Die EU-Parlamentarier haben mit der Slowenin Alenke Bratusek die erste Kommissionskandidatin abgelehnt. Jean-Claude Juncker muss jetzt handeln, wenn er nicht sein ganzes Team aufs Spiel setzen will.
Der neue EU-Kommissionspräsident Jean-Claude Juncker steht vor der Umbildung seines Teams. Mit breiter Mehrheit lehnte das EU-Parlament die Slowenin Alenka Bratusek als Vizepräsidentin und Verantwortliche für die Energie-Union in der EU-Kommission ab. Die beiden zuständigen Ausschüsse stimmten am Mittwochabend mit 112 zu 13 Stimmen gegen die Berufung der ehemaligen Regierungschefin, wie der EU-Parlamentarier Peter Liese (CDU) mitteilte. Grünes Licht erhielten dagegen die umstrittenen Kandidaten Jonathan Hill und Pierre Moscovici. Der Brite soll Kommissar für die Finanzmarktregulierung werden, der Franzose Wirtschafts- und Währungskommissar.

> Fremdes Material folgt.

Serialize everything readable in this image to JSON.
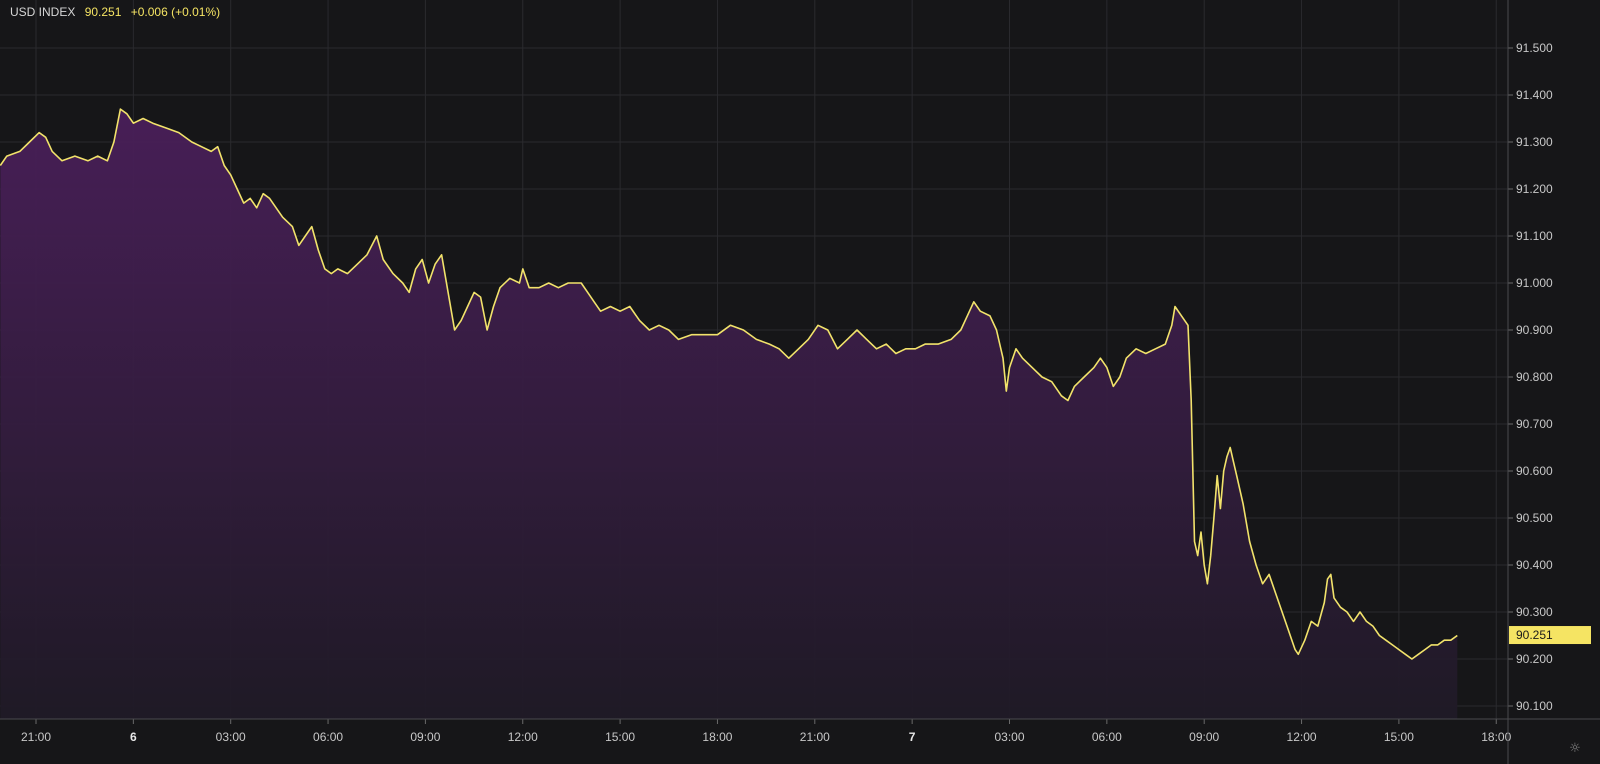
{
  "legend": {
    "name": "USD INDEX",
    "price": "90.251",
    "change": "+0.006 (+0.01%)"
  },
  "colors": {
    "background": "#161618",
    "grid": "#2a2a2e",
    "axis_text": "#c8c8c8",
    "line": "#f2e36b",
    "fill_top": "#4a1f5a",
    "fill_bottom": "#1f1a26",
    "price_tag_bg": "#f5e463",
    "price_tag_text": "#1a1a1a"
  },
  "settings_icon": "gear-icon",
  "chart_data": {
    "type": "area",
    "title": "",
    "xlabel": "",
    "ylabel": "",
    "x_unit": "hours relative to 21:00 on day 5",
    "xlim": [
      -1.1,
      43.8
    ],
    "ylim": [
      90.07,
      91.59
    ],
    "grid": true,
    "last_value": "90.251",
    "x_ticks": [
      {
        "x": 0,
        "label": "21:00"
      },
      {
        "x": 3,
        "label": "6"
      },
      {
        "x": 6,
        "label": "03:00"
      },
      {
        "x": 9,
        "label": "06:00"
      },
      {
        "x": 12,
        "label": "09:00"
      },
      {
        "x": 15,
        "label": "12:00"
      },
      {
        "x": 18,
        "label": "15:00"
      },
      {
        "x": 21,
        "label": "18:00"
      },
      {
        "x": 24,
        "label": "21:00"
      },
      {
        "x": 27,
        "label": "7"
      },
      {
        "x": 30,
        "label": "03:00"
      },
      {
        "x": 33,
        "label": "06:00"
      },
      {
        "x": 36,
        "label": "09:00"
      },
      {
        "x": 39,
        "label": "12:00"
      },
      {
        "x": 42,
        "label": "15:00"
      },
      {
        "x": 45,
        "label": "18:00"
      }
    ],
    "y_ticks": [
      {
        "y": 90.1,
        "label": "90.100"
      },
      {
        "y": 90.2,
        "label": "90.200"
      },
      {
        "y": 90.3,
        "label": "90.300"
      },
      {
        "y": 90.4,
        "label": "90.400"
      },
      {
        "y": 90.5,
        "label": "90.500"
      },
      {
        "y": 90.6,
        "label": "90.600"
      },
      {
        "y": 90.7,
        "label": "90.700"
      },
      {
        "y": 90.8,
        "label": "90.800"
      },
      {
        "y": 90.9,
        "label": "90.900"
      },
      {
        "y": 91.0,
        "label": "91.000"
      },
      {
        "y": 91.1,
        "label": "91.100"
      },
      {
        "y": 91.2,
        "label": "91.200"
      },
      {
        "y": 91.3,
        "label": "91.300"
      },
      {
        "y": 91.4,
        "label": "91.400"
      },
      {
        "y": 91.5,
        "label": "91.500"
      }
    ],
    "series": [
      {
        "values": [
          [
            -1.1,
            91.25
          ],
          [
            -0.9,
            91.27
          ],
          [
            -0.5,
            91.28
          ],
          [
            -0.2,
            91.3
          ],
          [
            0.1,
            91.32
          ],
          [
            0.3,
            91.31
          ],
          [
            0.5,
            91.28
          ],
          [
            0.8,
            91.26
          ],
          [
            1.2,
            91.27
          ],
          [
            1.6,
            91.26
          ],
          [
            1.9,
            91.27
          ],
          [
            2.2,
            91.26
          ],
          [
            2.4,
            91.3
          ],
          [
            2.6,
            91.37
          ],
          [
            2.8,
            91.36
          ],
          [
            3.0,
            91.34
          ],
          [
            3.3,
            91.35
          ],
          [
            3.6,
            91.34
          ],
          [
            4.0,
            91.33
          ],
          [
            4.4,
            91.32
          ],
          [
            4.8,
            91.3
          ],
          [
            5.1,
            91.29
          ],
          [
            5.4,
            91.28
          ],
          [
            5.6,
            91.29
          ],
          [
            5.8,
            91.25
          ],
          [
            6.0,
            91.23
          ],
          [
            6.2,
            91.2
          ],
          [
            6.4,
            91.17
          ],
          [
            6.6,
            91.18
          ],
          [
            6.8,
            91.16
          ],
          [
            7.0,
            91.19
          ],
          [
            7.2,
            91.18
          ],
          [
            7.4,
            91.16
          ],
          [
            7.6,
            91.14
          ],
          [
            7.9,
            91.12
          ],
          [
            8.1,
            91.08
          ],
          [
            8.3,
            91.1
          ],
          [
            8.5,
            91.12
          ],
          [
            8.7,
            91.07
          ],
          [
            8.9,
            91.03
          ],
          [
            9.1,
            91.02
          ],
          [
            9.3,
            91.03
          ],
          [
            9.6,
            91.02
          ],
          [
            9.9,
            91.04
          ],
          [
            10.2,
            91.06
          ],
          [
            10.5,
            91.1
          ],
          [
            10.7,
            91.05
          ],
          [
            11.0,
            91.02
          ],
          [
            11.3,
            91.0
          ],
          [
            11.5,
            90.98
          ],
          [
            11.7,
            91.03
          ],
          [
            11.9,
            91.05
          ],
          [
            12.1,
            91.0
          ],
          [
            12.3,
            91.04
          ],
          [
            12.5,
            91.06
          ],
          [
            12.7,
            90.98
          ],
          [
            12.9,
            90.9
          ],
          [
            13.1,
            90.92
          ],
          [
            13.3,
            90.95
          ],
          [
            13.5,
            90.98
          ],
          [
            13.7,
            90.97
          ],
          [
            13.9,
            90.9
          ],
          [
            14.1,
            90.95
          ],
          [
            14.3,
            90.99
          ],
          [
            14.6,
            91.01
          ],
          [
            14.9,
            91.0
          ],
          [
            15.0,
            91.03
          ],
          [
            15.2,
            90.99
          ],
          [
            15.5,
            90.99
          ],
          [
            15.8,
            91.0
          ],
          [
            16.1,
            90.99
          ],
          [
            16.4,
            91.0
          ],
          [
            16.8,
            91.0
          ],
          [
            17.0,
            90.98
          ],
          [
            17.2,
            90.96
          ],
          [
            17.4,
            90.94
          ],
          [
            17.7,
            90.95
          ],
          [
            18.0,
            90.94
          ],
          [
            18.3,
            90.95
          ],
          [
            18.6,
            90.92
          ],
          [
            18.9,
            90.9
          ],
          [
            19.2,
            90.91
          ],
          [
            19.5,
            90.9
          ],
          [
            19.8,
            90.88
          ],
          [
            20.2,
            90.89
          ],
          [
            20.6,
            90.89
          ],
          [
            21.0,
            90.89
          ],
          [
            21.4,
            90.91
          ],
          [
            21.8,
            90.9
          ],
          [
            22.2,
            90.88
          ],
          [
            22.6,
            90.87
          ],
          [
            22.9,
            90.86
          ],
          [
            23.2,
            90.84
          ],
          [
            23.5,
            90.86
          ],
          [
            23.8,
            90.88
          ],
          [
            24.1,
            90.91
          ],
          [
            24.4,
            90.9
          ],
          [
            24.7,
            90.86
          ],
          [
            25.0,
            90.88
          ],
          [
            25.3,
            90.9
          ],
          [
            25.6,
            90.88
          ],
          [
            25.9,
            90.86
          ],
          [
            26.2,
            90.87
          ],
          [
            26.5,
            90.85
          ],
          [
            26.8,
            90.86
          ],
          [
            27.1,
            90.86
          ],
          [
            27.4,
            90.87
          ],
          [
            27.8,
            90.87
          ],
          [
            28.2,
            90.88
          ],
          [
            28.5,
            90.9
          ],
          [
            28.7,
            90.93
          ],
          [
            28.9,
            90.96
          ],
          [
            29.1,
            90.94
          ],
          [
            29.4,
            90.93
          ],
          [
            29.6,
            90.9
          ],
          [
            29.8,
            90.84
          ],
          [
            29.9,
            90.77
          ],
          [
            30.0,
            90.82
          ],
          [
            30.2,
            90.86
          ],
          [
            30.4,
            90.84
          ],
          [
            30.7,
            90.82
          ],
          [
            31.0,
            90.8
          ],
          [
            31.3,
            90.79
          ],
          [
            31.6,
            90.76
          ],
          [
            31.8,
            90.75
          ],
          [
            32.0,
            90.78
          ],
          [
            32.3,
            90.8
          ],
          [
            32.6,
            90.82
          ],
          [
            32.8,
            90.84
          ],
          [
            33.0,
            90.82
          ],
          [
            33.2,
            90.78
          ],
          [
            33.4,
            90.8
          ],
          [
            33.6,
            90.84
          ],
          [
            33.9,
            90.86
          ],
          [
            34.2,
            90.85
          ],
          [
            34.5,
            90.86
          ],
          [
            34.8,
            90.87
          ],
          [
            35.0,
            90.91
          ],
          [
            35.1,
            90.95
          ],
          [
            35.3,
            90.93
          ],
          [
            35.5,
            90.91
          ],
          [
            35.6,
            90.75
          ],
          [
            35.7,
            90.45
          ],
          [
            35.8,
            90.42
          ],
          [
            35.9,
            90.47
          ],
          [
            36.0,
            90.4
          ],
          [
            36.1,
            90.36
          ],
          [
            36.2,
            90.42
          ],
          [
            36.3,
            90.5
          ],
          [
            36.4,
            90.59
          ],
          [
            36.5,
            90.52
          ],
          [
            36.6,
            90.6
          ],
          [
            36.7,
            90.63
          ],
          [
            36.8,
            90.65
          ],
          [
            36.9,
            90.62
          ],
          [
            37.0,
            90.59
          ],
          [
            37.2,
            90.53
          ],
          [
            37.4,
            90.45
          ],
          [
            37.6,
            90.4
          ],
          [
            37.8,
            90.36
          ],
          [
            38.0,
            90.38
          ],
          [
            38.2,
            90.34
          ],
          [
            38.4,
            90.3
          ],
          [
            38.6,
            90.26
          ],
          [
            38.8,
            90.22
          ],
          [
            38.9,
            90.21
          ],
          [
            39.1,
            90.24
          ],
          [
            39.3,
            90.28
          ],
          [
            39.5,
            90.27
          ],
          [
            39.7,
            90.32
          ],
          [
            39.8,
            90.37
          ],
          [
            39.9,
            90.38
          ],
          [
            40.0,
            90.33
          ],
          [
            40.2,
            90.31
          ],
          [
            40.4,
            90.3
          ],
          [
            40.6,
            90.28
          ],
          [
            40.8,
            90.3
          ],
          [
            41.0,
            90.28
          ],
          [
            41.2,
            90.27
          ],
          [
            41.4,
            90.25
          ],
          [
            41.6,
            90.24
          ],
          [
            41.8,
            90.23
          ],
          [
            42.0,
            90.22
          ],
          [
            42.2,
            90.21
          ],
          [
            42.4,
            90.2
          ],
          [
            42.6,
            90.21
          ],
          [
            42.8,
            90.22
          ],
          [
            43.0,
            90.23
          ],
          [
            43.2,
            90.23
          ],
          [
            43.4,
            90.24
          ],
          [
            43.6,
            90.24
          ],
          [
            43.8,
            90.25
          ]
        ]
      }
    ]
  }
}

Im Falle Bratuseks hatten sich die EU-Abgeordneten daran gestoßen, dass sie sich selbst für den Spitzenposten in Brüssel aufgestellt hatte und in ihrer Anhörung fachlich nicht überzeugen konnte. Mit der Ablehnung im Parlament dürfte sich Juncker gezwungen sehen, einen anderen Kandidaten aus Slowenien für die Kommission zu berufen. Als mögliche Anwärterin gilt die EU-Abgeordnete Tanja Fajon. Das EU-Parlament kann formell nur die gesamte Kommission ablehnen, nicht einzelne Kandidaten. In der Vergangenheit wurden aber Anwärter vom Kommissionspräsidenten zurückgezogen, wenn der Widerstand gegen sie im Parlament zu stark gewesen ist.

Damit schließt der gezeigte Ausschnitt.